British Army officer (born 1959)

General Sir Nicholas Patrick Carter (born 11 February 1959) is a retired senior British Army officer who served as Chief of the Defence Staff from June 2018 to November 2021.

Carter was commissioned into the British Army in 1978. He served as commanding officer of 2nd Battalion, Royal Green Jackets in the late 1990s, deploying with his unit to Bosnia in 1998 and Kosovo in 1999. After service in Afghanistan, he took command of the 20th Armoured Brigade in 2004 and commanded British forces in Basra. He was subsequently appointed General Officer Commanding 6th Division, which was deployed to Afghanistan with Carter as Commander ISAF Regional Command South, before he became Director-General Land Warfare. After that he became Deputy Commander Land Forces and was the main architect of the Army 2020 concept.

Following a tour as Deputy Commander, International Security Assistance Force, Carter assumed the position of Commander Land Forces in November 2013. In September 2014, he became head of the British Army as Chief of the General Staff, succeeding General Sir Peter Wall. In June 2018 he succeeded Air Chief Marshal Sir Stuart Peach as Chief of the Defence Staff, being himself succeeded by Admiral Sir Tony Radakin in November 2021.

==Military career==
===Early career===
Born in Nairobi, Colony of Kenya, the son of Gerald and Elspeth Carter, Carter was educated at Winchester College and the Royal Military Academy Sandhurst.

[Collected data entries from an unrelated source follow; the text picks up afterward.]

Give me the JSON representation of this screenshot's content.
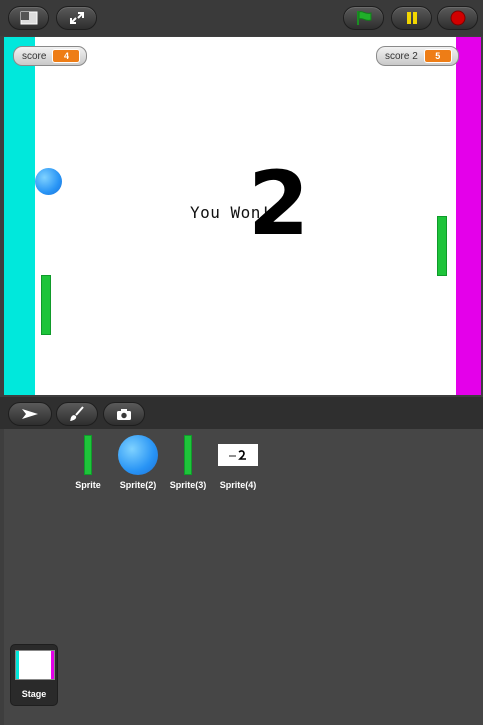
{
  "toolbar": {
    "buttons": [
      "small-stage-icon",
      "fullscreen-icon",
      "green-flag-icon",
      "pause-icon",
      "stop-icon"
    ],
    "colors": {
      "flag": "#20b02a",
      "pause": "#f2d600",
      "stop": "#d10000"
    }
  },
  "stage": {
    "monitors": [
      {
        "label": "score",
        "value": "4"
      },
      {
        "label": "score 2",
        "value": "5"
      }
    ],
    "message": "You Won!",
    "message_digit": "2",
    "colors": {
      "left_wall": "#00e8dc",
      "right_wall": "#e400ea",
      "paddle": "#1ec43a",
      "ball": "#2894f5"
    }
  },
  "modes": [
    "arrow-icon",
    "paintbrush-icon",
    "camera-icon"
  ],
  "sprites": [
    {
      "name": "Sprite",
      "thumb": "green-paddle"
    },
    {
      "name": "Sprite(2)",
      "thumb": "blue-ball"
    },
    {
      "name": "Sprite(3)",
      "thumb": "green-paddle"
    },
    {
      "name": "Sprite(4)",
      "thumb": "you-won-text"
    }
  ],
  "stage_item": {
    "label": "Stage"
  }
}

He was commissioned into the Royal Green Jackets as second lieutenant on 8 April 1978, initially holding a short service commission. Promoted to lieutenant on 8 April 1980, he switched to a full career commission in 1982, and was promoted to captain on 8 October 1984. As a junior officer he served in Northern Ireland, Cyprus, Germany and Great Britain. Promoted to major on 30 September 1991, he attended Staff College, Camberley later that year before becoming a company commander with 3rd Battalion, Royal Green Jackets in 1992. He became Military Assistant to the Assistant Chief of the General Staff in 1994 and, having been appointed a Member of the Order of the British Empire in the 1996 New Year Honours, he joined the directing staff at the Staff College later that year.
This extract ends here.